Die SSH-Key Authentifizierung basiert auf dem Prinzip der asymmetrischen Verschlüsselung. Wir benötigen also ein Schlüsselpaar aus öffentlichem (public) und privatem (private) Schlüssel. Der öffentliche Schlüssel wird dann auf dem OpenSSH-Server hinterlegt und der private Schlüssel geht an den Client.
Oberstes Gebot dabei ist es, den privaten Schlüssel wirklich immer geheim zu halten. Kommt jemand anderes in den Besitz des privaten Schlüssels, kann er sich damit auf eurem Server einloggen.
Als kleine Hürde kann man den Private-Key selbst auch noch einmal mit einem Passwort versehen. Dennoch gilt, ist der Private-Key nicht mehr “privat”, so sollte schnellstens dafür gesorgt werden, dass das Gegenstück, der entsprechende Public-Key, vom OpenSSH-Server entfernt wird.
Um ein Schlüsselpaar zu generieren, gibt es mehrere Möglichkeiten. Zwei davon möchte ich nachfolgend weiter erläutern.

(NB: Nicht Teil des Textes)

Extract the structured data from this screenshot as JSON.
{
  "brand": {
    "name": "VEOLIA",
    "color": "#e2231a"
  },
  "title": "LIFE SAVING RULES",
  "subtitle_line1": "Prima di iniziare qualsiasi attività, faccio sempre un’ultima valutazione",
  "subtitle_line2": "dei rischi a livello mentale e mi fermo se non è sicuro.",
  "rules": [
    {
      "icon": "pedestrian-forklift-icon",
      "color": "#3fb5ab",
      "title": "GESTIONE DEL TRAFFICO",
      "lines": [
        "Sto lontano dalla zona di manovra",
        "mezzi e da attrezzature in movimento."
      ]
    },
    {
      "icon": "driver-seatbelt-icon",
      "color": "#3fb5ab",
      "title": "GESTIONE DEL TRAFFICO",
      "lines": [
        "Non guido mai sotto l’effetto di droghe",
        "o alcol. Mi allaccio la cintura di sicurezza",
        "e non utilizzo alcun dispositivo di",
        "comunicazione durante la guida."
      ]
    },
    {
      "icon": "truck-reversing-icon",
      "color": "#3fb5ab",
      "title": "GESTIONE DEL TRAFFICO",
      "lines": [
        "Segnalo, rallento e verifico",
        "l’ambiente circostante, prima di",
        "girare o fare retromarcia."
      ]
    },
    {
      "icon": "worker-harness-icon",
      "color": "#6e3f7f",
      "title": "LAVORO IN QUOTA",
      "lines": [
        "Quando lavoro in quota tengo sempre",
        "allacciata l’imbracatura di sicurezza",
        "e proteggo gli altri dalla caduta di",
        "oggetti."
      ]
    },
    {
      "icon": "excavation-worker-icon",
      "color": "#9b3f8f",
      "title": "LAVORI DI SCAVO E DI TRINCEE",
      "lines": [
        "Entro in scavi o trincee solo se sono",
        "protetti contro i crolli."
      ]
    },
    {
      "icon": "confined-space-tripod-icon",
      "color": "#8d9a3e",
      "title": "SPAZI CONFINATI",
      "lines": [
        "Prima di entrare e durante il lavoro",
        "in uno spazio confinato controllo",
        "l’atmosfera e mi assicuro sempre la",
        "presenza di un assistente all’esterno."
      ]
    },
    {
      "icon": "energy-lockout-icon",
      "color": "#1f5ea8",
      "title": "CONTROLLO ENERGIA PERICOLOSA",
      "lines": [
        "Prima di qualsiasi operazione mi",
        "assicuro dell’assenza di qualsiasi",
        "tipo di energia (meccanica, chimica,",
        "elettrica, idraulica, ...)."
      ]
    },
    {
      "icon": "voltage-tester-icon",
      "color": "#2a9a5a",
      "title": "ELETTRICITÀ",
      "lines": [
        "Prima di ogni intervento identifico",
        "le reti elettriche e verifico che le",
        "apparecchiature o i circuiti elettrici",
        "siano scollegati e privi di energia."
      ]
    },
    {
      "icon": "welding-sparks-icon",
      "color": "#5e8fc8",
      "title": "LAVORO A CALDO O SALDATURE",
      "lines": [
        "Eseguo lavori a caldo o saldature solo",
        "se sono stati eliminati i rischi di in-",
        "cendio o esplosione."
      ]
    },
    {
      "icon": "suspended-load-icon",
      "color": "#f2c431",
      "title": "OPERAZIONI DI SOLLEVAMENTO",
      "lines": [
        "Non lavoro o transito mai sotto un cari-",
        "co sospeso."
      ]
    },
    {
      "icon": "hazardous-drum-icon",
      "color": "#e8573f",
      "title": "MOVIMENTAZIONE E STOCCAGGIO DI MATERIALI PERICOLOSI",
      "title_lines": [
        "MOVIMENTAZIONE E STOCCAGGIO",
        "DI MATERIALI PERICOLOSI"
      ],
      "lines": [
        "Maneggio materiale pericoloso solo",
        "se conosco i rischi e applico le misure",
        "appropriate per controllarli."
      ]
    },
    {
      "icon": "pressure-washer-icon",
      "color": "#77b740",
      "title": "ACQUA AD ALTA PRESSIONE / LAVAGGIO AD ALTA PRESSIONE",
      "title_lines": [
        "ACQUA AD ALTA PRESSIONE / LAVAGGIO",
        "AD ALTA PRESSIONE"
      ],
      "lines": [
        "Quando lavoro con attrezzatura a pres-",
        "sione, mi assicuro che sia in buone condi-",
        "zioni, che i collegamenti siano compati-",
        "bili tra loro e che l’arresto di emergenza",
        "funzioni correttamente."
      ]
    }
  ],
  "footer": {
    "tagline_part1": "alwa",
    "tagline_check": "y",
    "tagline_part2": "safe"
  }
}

Eine Möglichkeit ist die Erstellung mittels des Kommandozeilen-Tools “ssh-keygen”. Dieses kommt bei der Installation von openssh mit und ist somit unter Linux verfügbar. Bei dem OpenSSH for Windows Paket, war zum Zeitpunkt meiner Tests, das Tool leider nicht dabei.
Wer lieber mit einer grafischen Oberfläche arbeitet, sollte sich die zweite vorgestellte Möglichkeit ansehen. Mittels des Programms “PuttyGen” lässt sich das benötigte Schlüsselpaar auch ohne Kommandozeile und unter Windows erstellen.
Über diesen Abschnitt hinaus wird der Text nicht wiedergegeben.